Oh, the punch line? There wasn't one. Funny, eh? "Tell me 'bout the rabbits, Dick - tell me 'bout the rabbits". "well you see, George, one day we'll invade Iraq and we'll live off the fatta da land." "and the oil wells? I get to tend the oil wells?" "that's right, George - you'll be the biggest wildcatter in teh Mideast." "Oh boy, Dick, won't Poppy be proud?" "sure, kid, sure." ('proud as long as you don't shoot yourself in the 9's", mutters to himself, and takes a whiff of the spittoon just for spite)
by PeraclesPlease on Fri, 04/24/2015 - 9:24am
"Monster" seems too strong. Cleatrly W was an incompetent president. A good example of someone "often wrong but never in doubt". At least that was how he appeared.. Maybe he was actually much better. Whatever. The results were abysmal whatever his personal qualities..
by Flavius on Thu, 04/23/2015 - 8:23am
To my astonishment I find myself again agreeing with PP. {I'm sure it's because he's been reading my posts and I've brought him around.} Iran may be a supporter of terrorism, they may even support suicide bombers. But the country is run by people who decided to not put on a suicide vest.
Let's not forget that this is not America's deal with Iran. There are several countries involved. America is constrained not just by what Iran will agree to but what the other countries will insist or not insist be included. In some articles I've read so called "reliable sources" claim France has actually been the hardest negotiator against Iran in crafting this deal. If the other countries decided this was the best deal that they could get what happens to the sanctions if America rejects it? The sanctions only work if most of the world powers agree to enact them.

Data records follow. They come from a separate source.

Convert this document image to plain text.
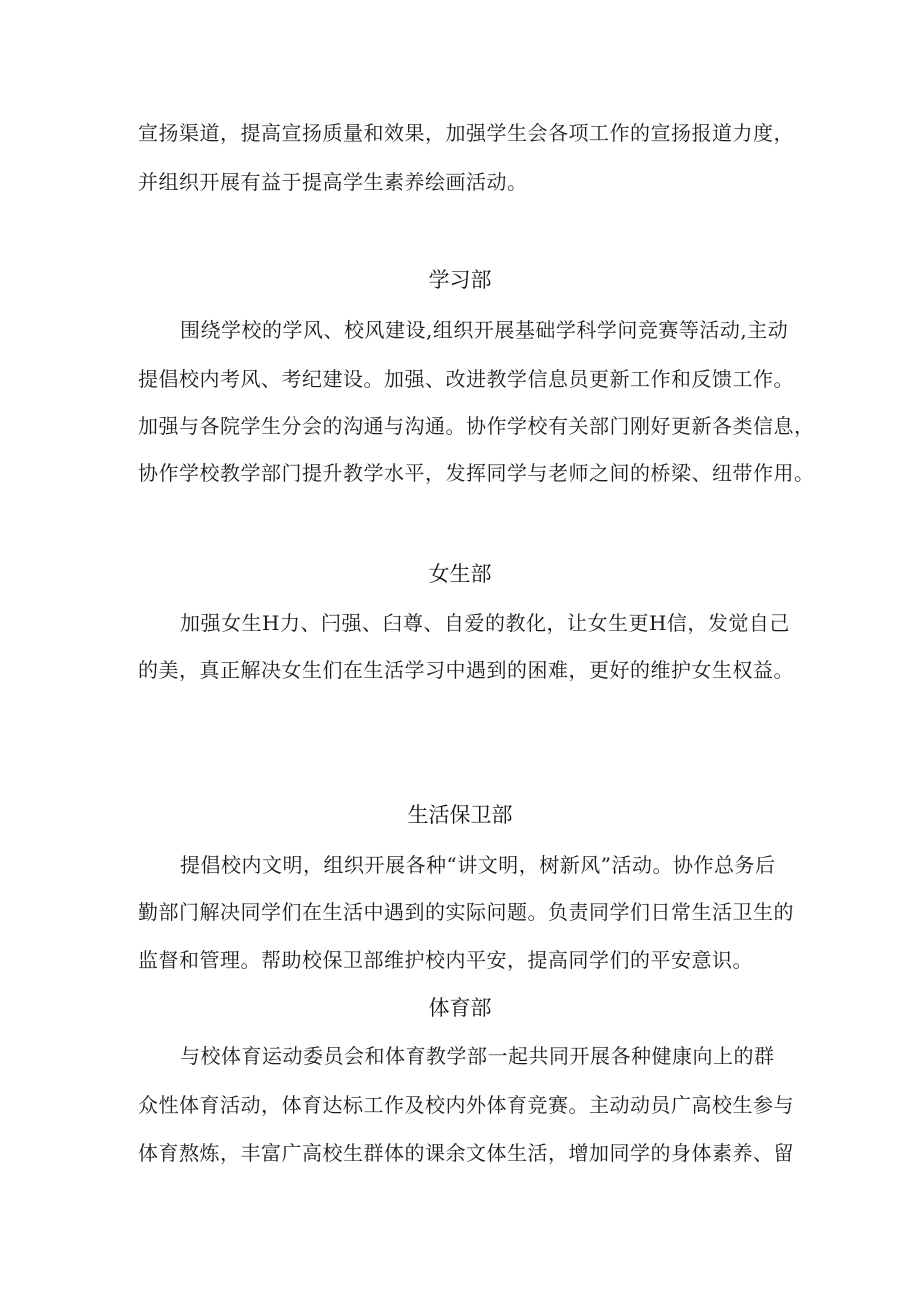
宣扬渠道，提高宣扬质量和效果，加强学生会各项工作的宣扬报道力度，
并组织开展有益于提高学生素养绘画活动。
学习部
围绕学校的学风、校风建设,组织开展基础学科学问竞赛等活动,主动
提倡校内考风、考纪建设。加强、改进教学信息员更新工作和反馈工作。
加强与各院学生分会的沟通与沟通。协作学校有关部门刚好更新各类信息，
协作学校教学部门提升教学水平，发挥同学与老师之间的桥梁、纽带作用。
女生部
加强女生H力、闩强、臼尊、自爱的教化，让女生更H信，发觉自己
的美，真正解决女生们在生活学习中遇到的困难，更好的维护女生权益。
生活保卫部
提倡校内文明，组织开展各种“讲文明，树新风”活动。协作总务后
勤部门解决同学们在生活中遇到的实际问题。负责同学们日常生活卫生的
监督和管理。帮助校保卫部维护校内平安，提高同学们的平安意识。
体育部
与校体育运动委员会和体育教学部一起共同开展各种健康向上的群
众性体育活动，体育达标工作及校内外体育竞赛。主动动员广高校生参与
体育熬炼，丰富广高校生群体的课余文体生活，增加同学的身体素养、留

And yeah, sorry Israel, but you only have yourself to blame. When you decided to stockpile nuclear weapons it was inevitable that sooner or later one or more of your opponents would get them too. You could have relied on the American nuclear shield but you chose to start an arms race. If you want to be a bit player in the game of mutually assured destruction by pointing bombs out the "mutually" part of the equation is bombs pointed in, at Tel Aviv for example.
by ocean-kat on Thu, 04/23/2015 - 2:02am
I disagree that Israel could have relied on the American nuclear shield..

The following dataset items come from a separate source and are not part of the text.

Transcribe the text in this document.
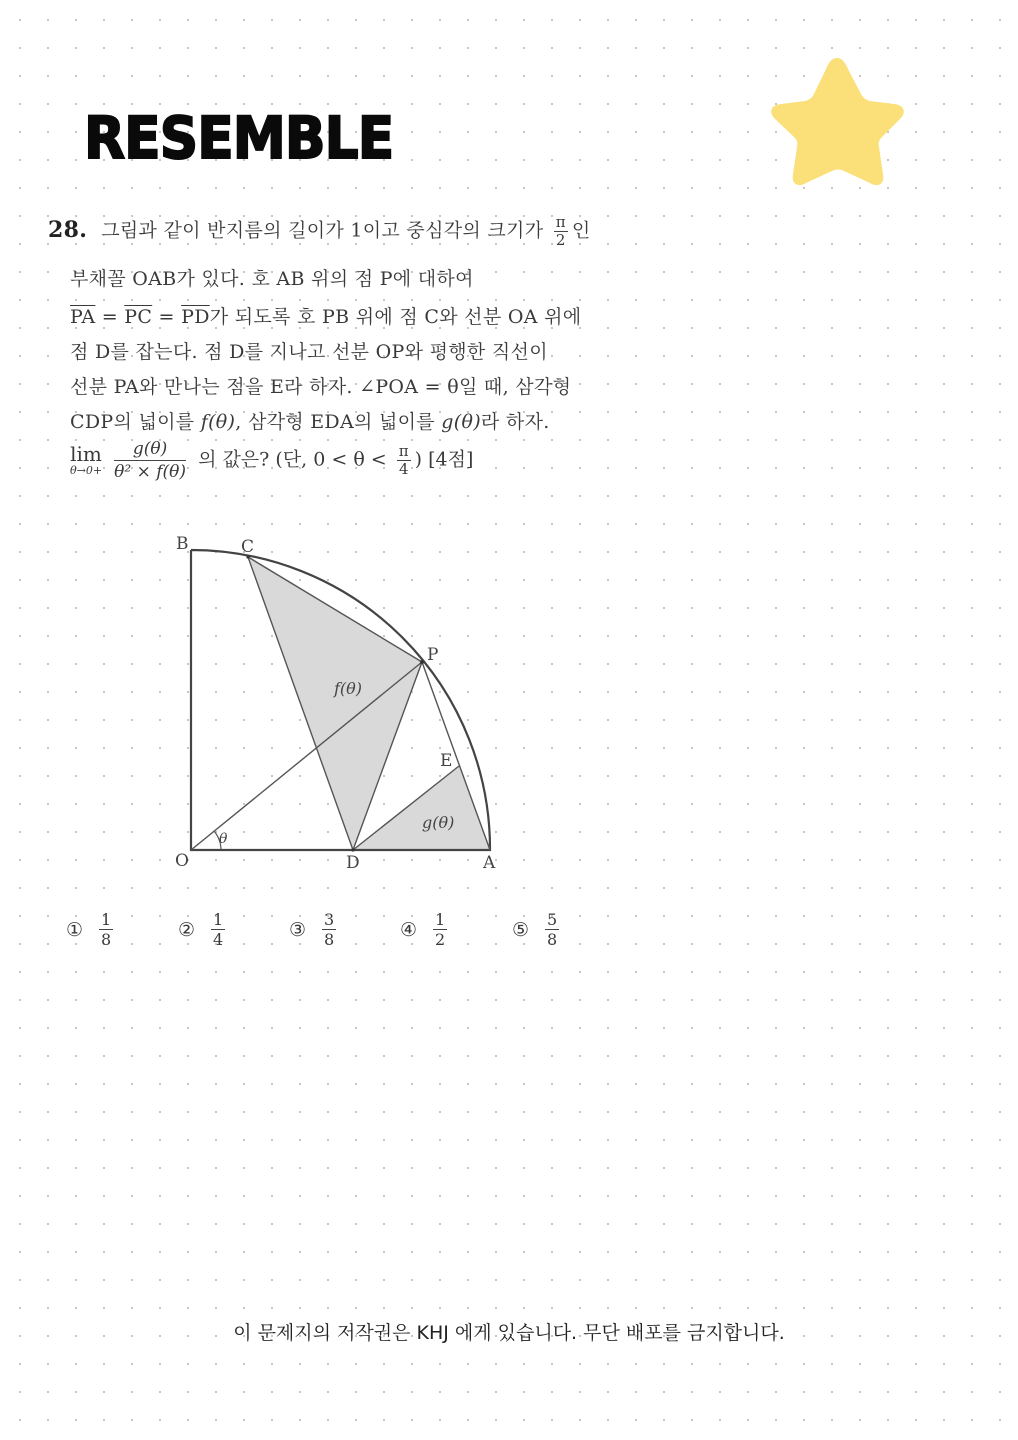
RESEMBLE
28. 그림과 같이 반지름의 길이가 1이고 중심각의 크기가 $\frac{\pi}{2}$ 인
부채꼴 OAB가 있다. 호 AB 위의 점 P에 대하여
$\overline{PA} = \overline{PC} = \overline{PD}$가 되도록 호 PB 위에 점 C와 선분 OA 위에
점 D를 잡는다. 점 D를 지나고 선분 OP와 평행한 직선이
선분 PA와 만나는 점을 E라 하자. ∠POA = θ일 때, 삼각형
CDP의 넓이를 f(θ), 삼각형 EDA의 넓이를 g(θ)라 하자.
lim
θ→0+
$\frac{g(\theta)}{\text{θ² × f(θ)}}$ 의 값은? (단, $0 < \theta < \frac{\pi}{4}$ ) [4점]
B	C
P
E
O	D	A
θ
f(θ)
g(θ)
① $\frac{1}{8}$	② $\frac{1}{4}$	③ $\frac{3}{8}$	④ $\frac{1}{2}$	⑤ $\frac{5}{8}$
이 문제지의 저작권은 KHJ 에게 있습니다. 무단 배포를 금지합니다.
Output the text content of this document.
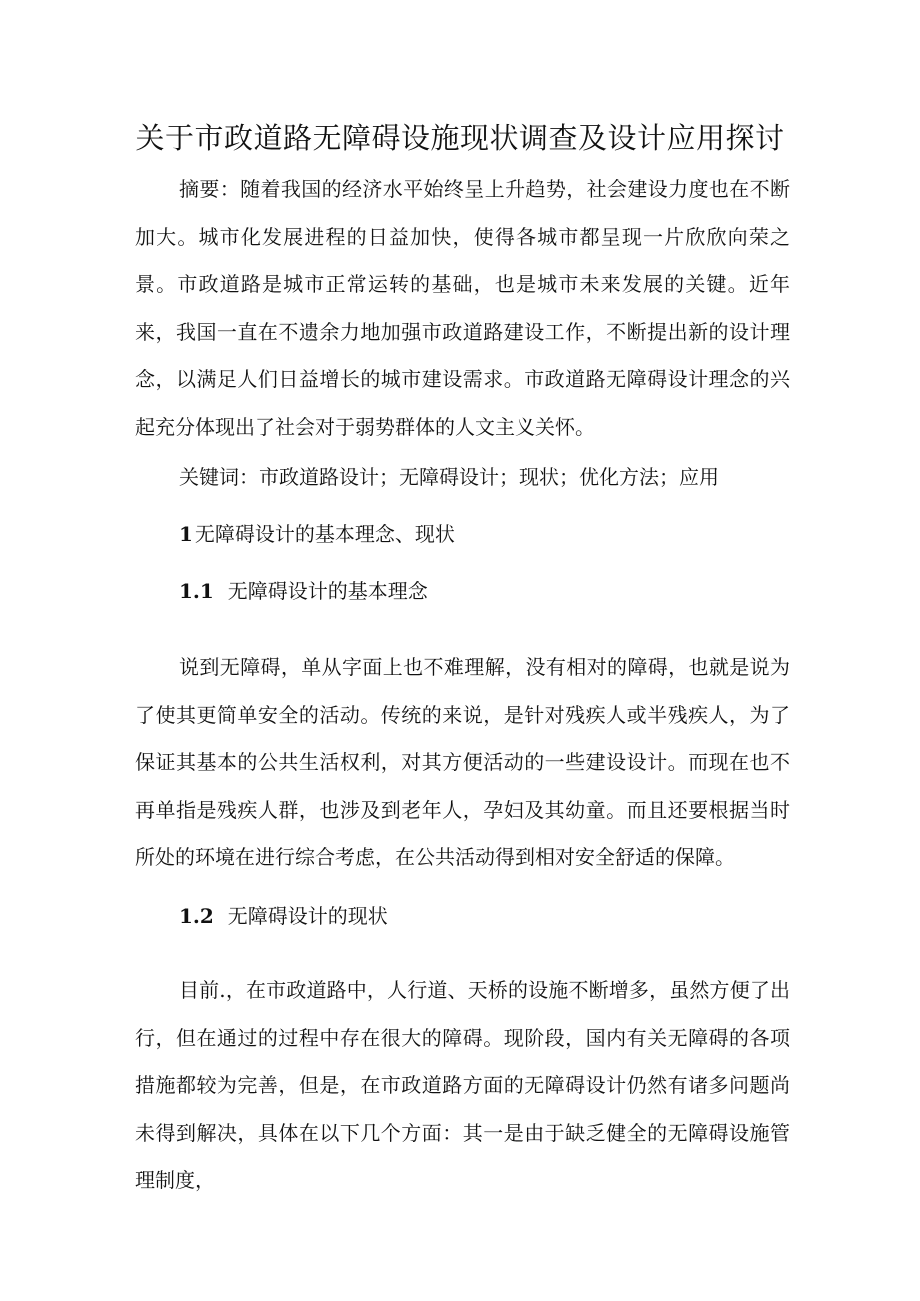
关于市政道路无障碍设施现状调查及设计应用探讨

摘要：随着我国的经济水平始终呈上升趋势，社会建设力度也在不断加大。城市化发展进程的日益加快，使得各城市都呈现一片欣欣向荣之景。市政道路是城市正常运转的基础，也是城市未来发展的关键。近年来，我国一直在不遗余力地加强市政道路建设工作，不断提出新的设计理念，以满足人们日益增长的城市建设需求。市政道路无障碍设计理念的兴起充分体现出了社会对于弱势群体的人文主义关怀。

关键词：市政道路设计；无障碍设计；现状；优化方法；应用

1 无障碍设计的基本理念、现状
1.1 无障碍设计的基本理念

说到无障碍，单从字面上也不难理解，没有相对的障碍，也就是说为了使其更简单安全的活动。传统的来说，是针对残疾人或半残疾人，为了保证其基本的公共生活权利，对其方便活动的一些建设设计。而现在也不再单指是残疾人群，也涉及到老年人，孕妇及其幼童。而且还要根据当时所处的环境在进行综合考虑，在公共活动得到相对安全舒适的保障。

1.2 无障碍设计的现状

目前.，在市政道路中，人行道、天桥的设施不断增多，虽然方便了出行，但在通过的过程中存在很大的障碍。现阶段，国内有关无障碍的各项措施都较为完善，但是，在市政道路方面的无障碍设计仍然有诸多问题尚未得到解决，具体在以下几个方面：其一是由于缺乏健全的无障碍设施管理制度，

The holocaust taught them that that doesn't work.
I disagree with Israel's settlement policies but not with its belief that at the end of the day it can't permit its existence to depend upon whom the US voters happen to choose.
by Flavius on Thu, 04/23/2015 - 9:20pm
by PeraclesPlease on Thu, 04/23/2015 - 12:15pm
I don't know whether this deal will work out or not, and I think if people are honest, they will admit that they don't know either.
by Aaron Carine on Thu, 04/23/2015 - 11:22am
Yes, no one knows. We can all make our guess. My guess will always be that eventually it will turn out that the game isn't Who Gets There First Wins but Mutually Assured Destruction. India discovered that when Pakistan eventually got the bomb. Israel will eventually discover the same thing sooner or later.
by ocean-kat on Thu, 04/23/2015 - 5:15pm
Depends on the definition of "work". My guess is that there will be a deal probably not by July1. And will last for at least a couple of years. After that depends on whatever., in particular whatever Netanyahu decides to do.